The huge turnout didn’t translate into a larger than normal offering, although the church is still processing checks that were sent by some of the worshippers, Bien said. She expressed hope that financial support will remain robust as the church stresses the need to bolster food pantries and other community programs in the face of COVID-19.
At Trinity Presbyterian Church in Charlottesville, Virginia, giving was down modestly last weekend as the church canceled in-person worship and made the service available online.
The pastor, Walter Kim, said some of his roughly 1,000 congregants have grown accustomed to online giving in recent years, but many worshippers still give in person at the services — an option not available for now.
“We’ll be asking them to sign up (for online giving) or mail a check,” said Kim. He will be urging congregants to bolster the church’s “mercy fund” for use assisting hard-up members of the community as job losses multiply.

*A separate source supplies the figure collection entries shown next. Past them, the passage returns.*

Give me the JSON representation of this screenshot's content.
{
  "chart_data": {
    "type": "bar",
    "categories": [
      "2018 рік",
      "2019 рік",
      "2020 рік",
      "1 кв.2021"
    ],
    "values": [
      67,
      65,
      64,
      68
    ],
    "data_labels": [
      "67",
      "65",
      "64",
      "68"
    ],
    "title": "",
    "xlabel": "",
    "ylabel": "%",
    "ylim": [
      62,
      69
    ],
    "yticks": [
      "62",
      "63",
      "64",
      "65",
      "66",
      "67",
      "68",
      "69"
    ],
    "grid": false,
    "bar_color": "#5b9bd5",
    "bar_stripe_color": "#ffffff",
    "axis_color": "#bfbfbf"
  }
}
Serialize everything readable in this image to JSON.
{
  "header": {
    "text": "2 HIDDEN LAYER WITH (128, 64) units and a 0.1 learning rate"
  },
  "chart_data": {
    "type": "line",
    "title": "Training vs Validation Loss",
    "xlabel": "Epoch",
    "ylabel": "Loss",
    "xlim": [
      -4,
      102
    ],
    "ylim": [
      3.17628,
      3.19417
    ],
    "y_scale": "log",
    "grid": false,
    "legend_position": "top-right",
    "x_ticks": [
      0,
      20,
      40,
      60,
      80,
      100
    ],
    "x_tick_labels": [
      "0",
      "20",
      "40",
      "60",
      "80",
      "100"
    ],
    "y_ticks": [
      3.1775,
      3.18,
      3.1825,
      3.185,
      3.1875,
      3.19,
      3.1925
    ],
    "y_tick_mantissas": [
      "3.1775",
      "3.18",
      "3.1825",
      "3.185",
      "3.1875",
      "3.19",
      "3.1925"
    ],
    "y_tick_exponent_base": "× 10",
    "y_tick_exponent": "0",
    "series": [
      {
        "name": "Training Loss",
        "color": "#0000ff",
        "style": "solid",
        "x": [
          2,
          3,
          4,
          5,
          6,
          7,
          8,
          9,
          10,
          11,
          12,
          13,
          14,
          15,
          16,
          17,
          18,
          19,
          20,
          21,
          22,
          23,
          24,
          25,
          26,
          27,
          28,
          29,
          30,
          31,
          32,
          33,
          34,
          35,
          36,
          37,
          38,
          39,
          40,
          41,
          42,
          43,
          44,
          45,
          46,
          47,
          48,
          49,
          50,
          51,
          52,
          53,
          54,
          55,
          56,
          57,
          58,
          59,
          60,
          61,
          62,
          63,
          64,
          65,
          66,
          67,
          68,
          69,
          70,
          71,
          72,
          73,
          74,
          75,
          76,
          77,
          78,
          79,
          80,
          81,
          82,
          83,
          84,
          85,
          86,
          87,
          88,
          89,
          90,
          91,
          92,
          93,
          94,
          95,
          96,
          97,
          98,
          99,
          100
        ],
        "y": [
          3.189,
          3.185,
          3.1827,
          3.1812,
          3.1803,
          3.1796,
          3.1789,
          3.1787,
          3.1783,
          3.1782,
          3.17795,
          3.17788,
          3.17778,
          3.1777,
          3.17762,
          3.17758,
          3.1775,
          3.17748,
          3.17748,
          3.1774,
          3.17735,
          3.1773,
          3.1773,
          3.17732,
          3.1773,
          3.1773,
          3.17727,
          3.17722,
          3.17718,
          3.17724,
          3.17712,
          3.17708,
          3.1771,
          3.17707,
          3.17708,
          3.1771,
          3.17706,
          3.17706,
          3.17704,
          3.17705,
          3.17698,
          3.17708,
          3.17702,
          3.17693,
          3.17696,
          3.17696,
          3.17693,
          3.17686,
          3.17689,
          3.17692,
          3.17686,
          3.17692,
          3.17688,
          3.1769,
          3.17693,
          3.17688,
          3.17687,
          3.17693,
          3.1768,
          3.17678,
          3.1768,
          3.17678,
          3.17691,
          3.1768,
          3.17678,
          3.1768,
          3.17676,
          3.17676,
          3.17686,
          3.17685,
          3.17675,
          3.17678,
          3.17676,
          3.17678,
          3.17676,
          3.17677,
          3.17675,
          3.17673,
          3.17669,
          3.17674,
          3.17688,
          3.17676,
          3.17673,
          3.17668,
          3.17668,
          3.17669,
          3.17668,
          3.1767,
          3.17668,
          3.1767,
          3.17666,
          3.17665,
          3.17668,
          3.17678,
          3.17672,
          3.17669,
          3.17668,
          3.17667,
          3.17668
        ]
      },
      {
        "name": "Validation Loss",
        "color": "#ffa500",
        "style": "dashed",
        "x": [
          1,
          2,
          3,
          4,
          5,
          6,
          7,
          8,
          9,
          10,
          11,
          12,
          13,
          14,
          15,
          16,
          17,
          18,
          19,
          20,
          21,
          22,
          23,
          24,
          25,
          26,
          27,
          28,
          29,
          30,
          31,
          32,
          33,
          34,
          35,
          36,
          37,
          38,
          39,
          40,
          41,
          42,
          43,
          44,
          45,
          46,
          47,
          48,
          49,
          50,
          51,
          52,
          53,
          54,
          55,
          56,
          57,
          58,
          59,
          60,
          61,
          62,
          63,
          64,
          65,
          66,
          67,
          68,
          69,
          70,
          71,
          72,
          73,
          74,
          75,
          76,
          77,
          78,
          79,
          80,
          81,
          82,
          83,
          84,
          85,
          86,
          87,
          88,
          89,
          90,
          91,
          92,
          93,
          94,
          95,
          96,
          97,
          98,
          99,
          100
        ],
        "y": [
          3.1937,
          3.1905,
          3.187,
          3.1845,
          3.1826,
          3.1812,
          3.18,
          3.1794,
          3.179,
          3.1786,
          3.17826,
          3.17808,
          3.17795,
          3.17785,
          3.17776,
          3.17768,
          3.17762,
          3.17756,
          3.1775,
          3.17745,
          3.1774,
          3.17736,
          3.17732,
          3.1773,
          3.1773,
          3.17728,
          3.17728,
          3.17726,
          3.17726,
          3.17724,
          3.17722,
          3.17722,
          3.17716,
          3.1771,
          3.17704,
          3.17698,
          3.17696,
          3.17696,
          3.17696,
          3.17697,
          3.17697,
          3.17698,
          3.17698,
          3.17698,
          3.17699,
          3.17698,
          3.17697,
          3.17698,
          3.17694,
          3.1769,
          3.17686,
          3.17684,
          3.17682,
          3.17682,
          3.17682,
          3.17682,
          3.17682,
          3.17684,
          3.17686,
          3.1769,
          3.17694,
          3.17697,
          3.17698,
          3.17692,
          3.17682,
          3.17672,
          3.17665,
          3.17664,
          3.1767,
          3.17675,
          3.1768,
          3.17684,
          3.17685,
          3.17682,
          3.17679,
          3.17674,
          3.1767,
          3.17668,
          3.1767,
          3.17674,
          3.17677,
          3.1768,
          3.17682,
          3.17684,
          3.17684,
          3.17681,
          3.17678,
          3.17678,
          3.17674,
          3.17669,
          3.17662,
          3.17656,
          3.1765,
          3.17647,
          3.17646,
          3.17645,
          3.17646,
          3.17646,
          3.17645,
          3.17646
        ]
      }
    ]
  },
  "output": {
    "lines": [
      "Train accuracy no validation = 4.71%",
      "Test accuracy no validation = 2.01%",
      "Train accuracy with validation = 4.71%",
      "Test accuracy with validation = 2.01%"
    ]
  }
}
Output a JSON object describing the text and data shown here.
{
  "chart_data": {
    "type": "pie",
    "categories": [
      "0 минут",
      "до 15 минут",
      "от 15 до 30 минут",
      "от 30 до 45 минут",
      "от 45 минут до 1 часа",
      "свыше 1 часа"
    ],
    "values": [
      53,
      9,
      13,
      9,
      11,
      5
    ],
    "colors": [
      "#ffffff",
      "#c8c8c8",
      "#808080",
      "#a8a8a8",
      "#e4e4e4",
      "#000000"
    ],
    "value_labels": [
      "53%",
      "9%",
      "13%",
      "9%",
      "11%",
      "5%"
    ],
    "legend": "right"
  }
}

In addition to his pastoral duties, Kim is president of the National Association of Evangelicals, which represents more than 45,000 evangelical churches. The NAE will co-host a two-day digital summit next week featuring videos from church leaders advising other pastors nationwide how to respond creatively and effectively to the virus outbreak.
The co-host is the Humanitarian Disaster Institute at Wheaton College in Illinois, which already has offered resources to churches in response to COVID-19.
“Some changes are going to be required,” Kim said. “The church is a very creative institution. In the end it will find ways of fulfilling its mission.”
In Western Massachusetts, the Roman Catholic Diocese of Springfield has indefinitely canceled all public Masses, and it recently rescinded permission for parishioners to pray individually at their churches.
Funeral Masses were still allowed, with a maximum attendance of 25; the diocese said the times of those Masses were not to be shared in the media.
“Lack of access to the churches and Eucharist is particularly difficult for many older parishioners whose entire daily routine is built around getting up, out of the house, and going to Mass,” said the Rev. Mark Stelzer, who has served in the diocese as a parish priest and college chaplain.
The Rev. William Tourigny, pastor of Ste. Rose de Lima Church in Chicopee, Massachusetts, said his parish had a solid financial foundation and expected it could maintain all programs and staff payroll for the time being.
“For smaller faith-based communities with little or no reserved funds, difficult decisions will need to be made,” he said.
Joe Wright, executive director of the Bivocational and Small Church Leadership Network in Nashville, said many pastors in the network have been holding regular in-person services, while monitoring the spread of the virus.
“Once the coronavirus rises to the level where it starts hitting smaller groups, then we’ll see even the smaller groups back away and seek ways to gather, probably electronically,” he said.
When that happens, Wright said, financial giving will depend on the church, especially the age of the congregations.
“Some churches with older congregations do not give electronically so the transition to that will be a little bit harder,” he said.
Ron Klassen, executive director of Rural Home Missionary Association, said it’s too early to say how the rural churches he represents are being impacted.
“My sense is that in the past, people rise up and, if anything, the giving might increase,” he said. “People are going to give. They’ll take care of their church and their community.”
In Baltimore, pastor Gwynn worries that tensions might rise past the point that church outreach programs can help.
“With all the uncertainty, I’m afraid this could turn into anarchy,” he said. “Not everybody’s patient. Not everybody’s law-abiding.”
He even envisioned the possibility of a stampede toward the goods being doled out after a church’s annual food drive.
“My biggest fear right now is what’s happening to the minds of our people,” Gwynn said. “How long can we hold them together?”
AP Religion Editor Gary Fields contributed.